A Day in the Cotswold the heart of England

Yes, you read well I wrote a day. I know the Cotswold deserve a much longer visit, a weekend or three days. So here I’m writing for you driving down from dropping or visiting your son/daughter at uni up in the North and going down to London. How does that sound? So how did it work out for us?

We did exactly that, dropping son number one in Sheffield, visiting son number two in Manchester, visiting son number three in Nottingham. On the route driving back to London, the Cotswold were the perfect picturesque stop. We arrived pretty late at Stow-on-the-Wold to stay at a boutique hotel, and go out for dinner, this was the first village we’d visited.

Stow on the Wold

It was dark and raining, so I didn’t see much, but the first impression through the car windows was good because I loved the lights and rain reflection on the pavement with the limestone house walls in the background it felt like stepping into a TV series of some sort. I chose this village among others by reading many recommendations about the best village in The Cotswold. I was not disappointed that Stow on the Wold is so cute. Apparently, it’s also one of the highest villages. When we arrived, we just had time to drop off the luggage at the Kings Arms Hotel (Kings Charles I stayed there in 1645!) and for dinner at the Old Stock Inn. We could have stayed at the hotel for dinner, but they stopped serving dinner after 9pm, so the choice was pretty limited. The Old Stock Inn was a great choice indeed. I loved the cosy atmosphere in the dining room and the feel of being in someone’s dining room rather than a restaurant. The Old Stock inn is an old coaching inn next to the medieval stocks hence its name. The decor is very cosy and Scandinavian inspired with velvet sofas, and light coloured painted walls. They also have a boutique hotel where you can stay. The dinner choice was great, even gluten and dairy-free (yep, that’s me), with a wine list offering English wines.
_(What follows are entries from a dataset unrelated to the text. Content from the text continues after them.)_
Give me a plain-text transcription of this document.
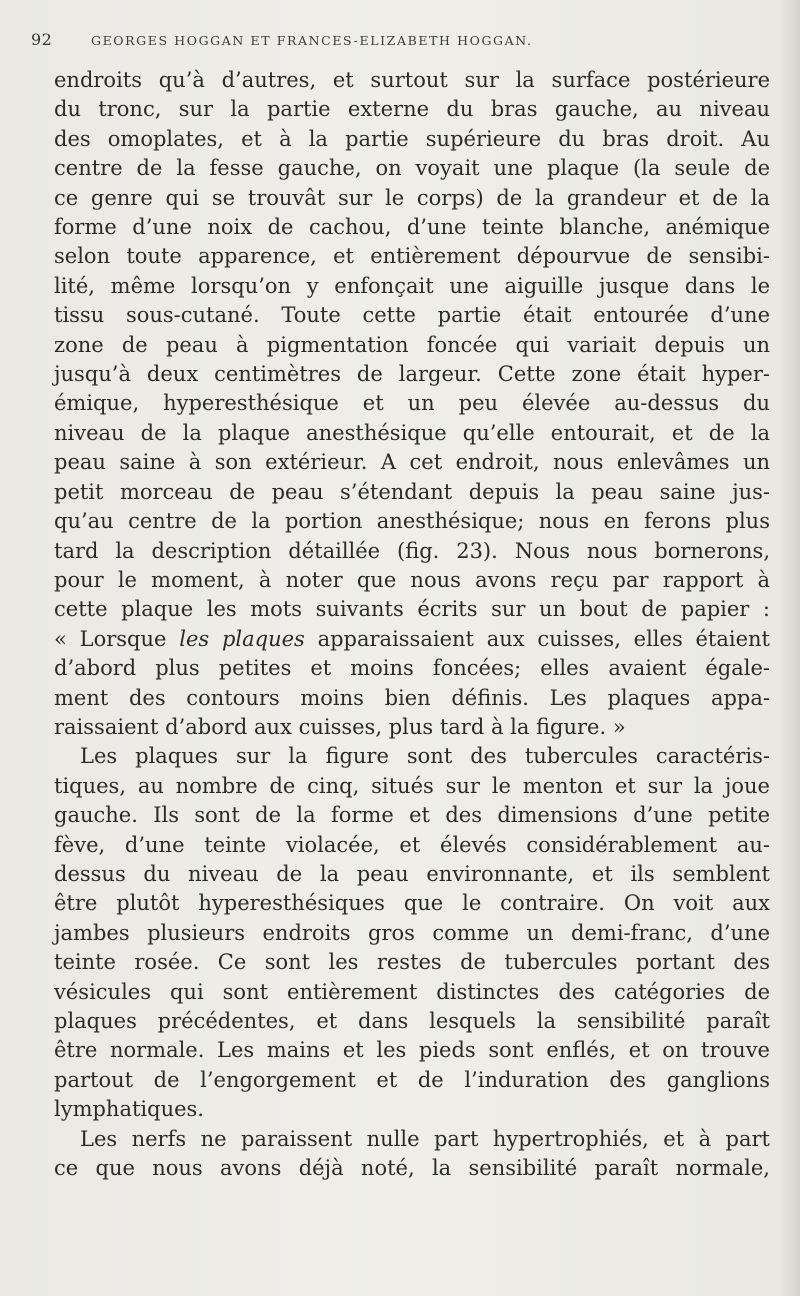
92	GEORGES HOGGAN ET FRANCES-ELIZABETH HOGGAN.
endroits qu’à d’autres, et surtout sur la surface postérieure
du tronc, sur la partie externe du bras gauche, au niveau
des omoplates, et à la partie supérieure du bras droit. Au
centre de la fesse gauche, on voyait une plaque (la seule de
ce genre qui se trouvât sur le corps) de la grandeur et de la
forme d’une noix de cachou, d’une teinte blanche, anémique
selon toute apparence, et entièrement dépourvue de sensibi-
lité, même lorsqu’on y enfonçait une aiguille jusque dans le
tissu sous-cutané. Toute cette partie était entourée d’une
zone de peau à pigmentation foncée qui variait depuis un
jusqu’à deux centimètres de largeur. Cette zone était hyper-
émique, hyperesthésique et un peu élevée au-dessus du
niveau de la plaque anesthésique qu’elle entourait, et de la
peau saine à son extérieur. A cet endroit, nous enlevâmes un
petit morceau de peau s’étendant depuis la peau saine jus-
qu’au centre de la portion anesthésique; nous en ferons plus
tard la description détaillée (fig. 23). Nous nous bornerons,
pour le moment, à noter que nous avons reçu par rapport à
cette plaque les mots suivants écrits sur un bout de papier :
« Lorsque les plaques apparaissaient aux cuisses, elles étaient
d’abord plus petites et moins foncées; elles avaient égale-
ment des contours moins bien définis. Les plaques appa-
raissaient d’abord aux cuisses, plus tard à la figure. »
Les plaques sur la figure sont des tubercules caractéris-
tiques, au nombre de cinq, situés sur le menton et sur la joue
gauche. Ils sont de la forme et des dimensions d’une petite
fève, d’une teinte violacée, et élevés considérablement au-
dessus du niveau de la peau environnante, et ils semblent
être plutôt hyperesthésiques que le contraire. On voit aux
jambes plusieurs endroits gros comme un demi-franc, d’une
teinte rosée. Ce sont les restes de tubercules portant des
vésicules qui sont entièrement distinctes des catégories de
plaques précédentes, et dans lesquels la sensibilité paraît
être normale. Les mains et les pieds sont enflés, et on trouve
partout de l’engorgement et de l’induration des ganglions
lymphatiques.
Les nerfs ne paraissent nulle part hypertrophiés, et à part
ce que nous avons déjà noté, la sensibilité paraît normale,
We had breakfast at the hotel the next day, where they served a generous amount of eggs and smoked salmon before we headed for a tour of the village during the daytime. Then, we started off walking back towards the Village Green and the Medieval Church St Edwards with a Yew Tree entrance, one of the most photographed spots. But there’s more to feed your camera with, walk to the market square that used to host markets since 1107 and look out for the high walled alleys ways known as “Tures”, which would let a flock of sheep through being sold on the market. Today, the market mainly hosts antiques, gift shops, and cosy cafés.

After you had a good browse through, head towards Upper Slaughter and Lower Slaughter.

Upper and Lower Slaughter

Both villages are on the river Rye. You can easily walk from Stow to Lower and Upper Slaughter through the fields. Suppose you’re curious about the name, nothing to do with slaughterhouse. In that case, their name comes from the Old English word “slothre” meaning muddy or murky place.

Lower Slaughter

Start off at the St Mary’s Church, dating back from the 13th century and restored in 1867. The church is a typical medieval building with stonework. Step inside to admire the colourful stained windows.

The Old Mill is another distinctive building. You can’t miss the red bricks chimney shouting through the villages houses roof. The mill was used to grind flour until 1958. It is now a museum where you learn about the millwork and traditional bread making.

Lower Slaughter is linked to Upper Slaughter by a one-mile path through the fields, about 30 minutes. Don’t miss it as it’s a real postcard of an English Village. The dominating building is Gabled Manor House transformed into a hotel.

We continued our journey, hoping to visit Bourton-on-the-Water. I guess everyone had the same idea. However, it was so crowded that we gave up. To be honest, I don’t like my photographs with a big crowd on them. So I have decided to go back during a quieter time or get up super early to have a chance to photograph the “Venise of the Cotswold’. With a name like that I now understand why it was so crowded even out of the school holiday period. So get prepared as this seems to be the number one village to visit in Cotswold.

The Cotswold has a lot to offer with beautiful walks, boutique hotels, and delicious food with English wine. Even if you’ve only got one day to stay, it is well worth the trip. Among Stow-on-the-Wold, Burton-on-the-Water, Upper and Lower Slaughter, is there a place where you would prefer to stay? Share your thoughts in the comments.